Três meses mais tarde, recebi um vídeo anônimo que mudou a minha vida. Naquele dia, todo castelo de princesa, toda magia que me envolvia com Gabriel, foi quebrada. No vídeo em questão, Gabriel estava fazendo sexö com uma das advogadas juniores da empresa do pai. Ele tinha seu próprio escritório, e segundo as datas, ele estava com aquela rapariga desde que estava com sete meses de gestação.
Com lágrimas nos olhos, e o coração partido em mil pedaços, eu ainda vejo na minha mente, as posições, as expressões do rosto dela, as coisas que ele fazia, quando achava que era exclusividade minha. Quão tola eu havia sido!
Naquele momento, se eu tivesse recebido a notícia que ele havia sido morto, não doeria tanto quanto foi vê-lo tocar outra mulher tão intimamente.

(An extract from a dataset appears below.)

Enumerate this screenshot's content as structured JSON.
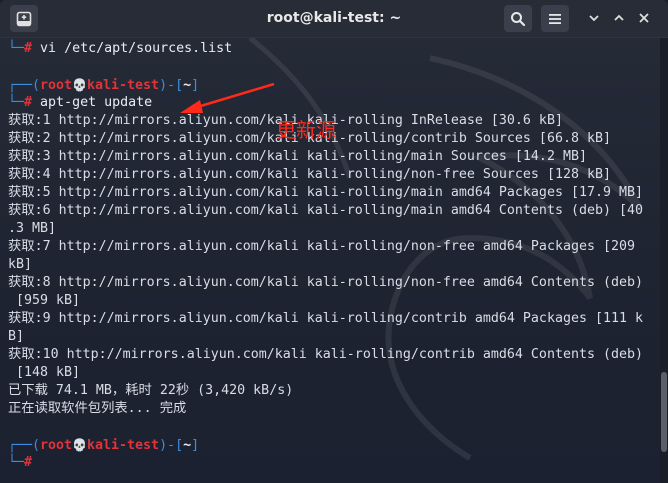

Estava arrasada, tudo passou pela minha cabeça, pensei em matá-lo, depois cogitei tirar minha própria vida, tal era a dor e raiva que sentia. Estava envergonhada, me sentia baixa, suja, mal amada, enganada, TRAÍDA!
Olhei para meus filhos, e foi aí que chorei mais, eles eram tudo de bom que me restava daquele casamento, e por eles, não valia a pena cometer assassinato ou suicídio, eu precisava ser forte, e dar um jeito de recomeçar.
Quando ele chegou, depois que os bebês dormiram, eu mostrei o vídeo, que assim que iniciou, fez ele arregalar os olhos e ficar assustado. Ele não quis continuar, mas eu o obriguei a ver até acabar. No fim, eu estava tão entorpecida de dor, que nenhuma lágrima saía mais, e ele não merecia nem minhas lágrimas. Mas ele chorou, disse que já havia terminado o caso, que se arrependia, que me amava, que faria de tudo para provar o amor dele e blá blá blá...
As palavras dele, já não significavam nada para mim, já tinha pedido para uma colega entrar com o divórcio, e nada faria eu mudar de idéia. Ele insistiu inúmeras vezes, chorava, chegou a implorar ajoelhado, mas foi tudo em vão, estava magoada demais, não ia dar certo perdoá-lo, estava com muita raiva, e nem era dele, mas de mim mesma, por ter acreditado em um conto de fada.